Business and taxes go hand-in-hand for entrepreneurs in the first few months of the year. This consideration is important because the structure of a business has future tax implications for the life of the company. Entrepreneurs must make this legal decision early on in a company's history, and due to future considerations, should do everything possible to get it right the first time.
Entrepreneurs can rely on the help of a business law attorney in the formation of their company. However, because the steps taken early in the formation process can often determine future success, it is important to understand the basics of business law at the outset of an idea.
Potential changes coming to business and tax law
A limited liability corporation (LLC) is often a favorite of entrepreneurs because of its flexible, yet simple, structure, but is an LLC always the right answer? There are pros and cons to every business, and potential changes to tax law under President Donald Trump could cause small business owners to reconsider their structure.

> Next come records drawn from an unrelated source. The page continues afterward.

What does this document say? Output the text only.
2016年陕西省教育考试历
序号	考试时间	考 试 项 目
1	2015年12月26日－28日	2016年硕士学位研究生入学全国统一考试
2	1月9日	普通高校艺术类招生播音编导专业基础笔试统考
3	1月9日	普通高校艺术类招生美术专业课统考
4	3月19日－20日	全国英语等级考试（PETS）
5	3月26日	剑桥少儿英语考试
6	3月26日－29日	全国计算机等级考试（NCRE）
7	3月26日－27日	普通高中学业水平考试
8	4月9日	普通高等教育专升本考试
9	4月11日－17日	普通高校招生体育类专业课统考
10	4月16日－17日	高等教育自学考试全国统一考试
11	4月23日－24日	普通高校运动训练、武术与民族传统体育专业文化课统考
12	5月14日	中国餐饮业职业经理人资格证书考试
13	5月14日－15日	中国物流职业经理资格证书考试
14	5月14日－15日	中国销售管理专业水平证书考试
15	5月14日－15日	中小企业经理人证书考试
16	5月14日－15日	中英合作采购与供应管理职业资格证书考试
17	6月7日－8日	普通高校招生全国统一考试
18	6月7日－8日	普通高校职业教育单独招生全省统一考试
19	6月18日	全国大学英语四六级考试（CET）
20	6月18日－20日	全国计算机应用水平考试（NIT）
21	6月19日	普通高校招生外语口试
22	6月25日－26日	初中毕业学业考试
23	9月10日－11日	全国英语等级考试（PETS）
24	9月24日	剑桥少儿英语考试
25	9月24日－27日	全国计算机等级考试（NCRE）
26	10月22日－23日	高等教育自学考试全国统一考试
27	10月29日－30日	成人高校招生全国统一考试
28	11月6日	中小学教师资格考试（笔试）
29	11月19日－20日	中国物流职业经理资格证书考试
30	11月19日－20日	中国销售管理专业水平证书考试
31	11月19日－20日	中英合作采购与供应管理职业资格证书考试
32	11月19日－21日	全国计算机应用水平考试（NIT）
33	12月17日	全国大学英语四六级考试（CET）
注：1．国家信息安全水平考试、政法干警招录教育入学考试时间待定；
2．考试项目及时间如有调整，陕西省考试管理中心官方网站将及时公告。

According to experts, entrepreneurs should always think about how they will make money in their business. Then, they should reflect how to retain or distribute earnings throughout the company. This plan can help determine if an LLC or a corporation is the correct structure.
LLC vs. C Corporation vs. S Corporation
In the United States, LLCs are not considered corporations. Therefore, partners in LLCs are subject to the self-employment tax and not a more generous corporate tax rate. A business that owns or deals with large amounts of real estate should consider forming an LLC.
When a corporation sells property, the company and its shareholders are subject to "double taxation," but because an LLC is not a tax entity itself, partners avoid paying double taxes on property.
Meanwhile, a C corporation is better for companies that want to attract a large group of investors who will eventually want shares in the company, also known as stockholders. C corporations can also be more competitive in terms of providing workplace benefits to its owners and employees.
An S corporation is often bigger than an LLC but is smaller than a C corporation. While LLC partners pay a self-employment tax on all business profits, S corporations allow owners to pass a portion of the tax burden through the company. However, S corporations are more limited in their shareholder and stock structures.
What is right for my business?
Entrepreneurs are among the most innovative people in a given industry. Although they are highly skilled and driven to succeed, business law and tax code can still be difficult to decipher. That is why the help of a business law attorney is available to those seeking sustained success in the future.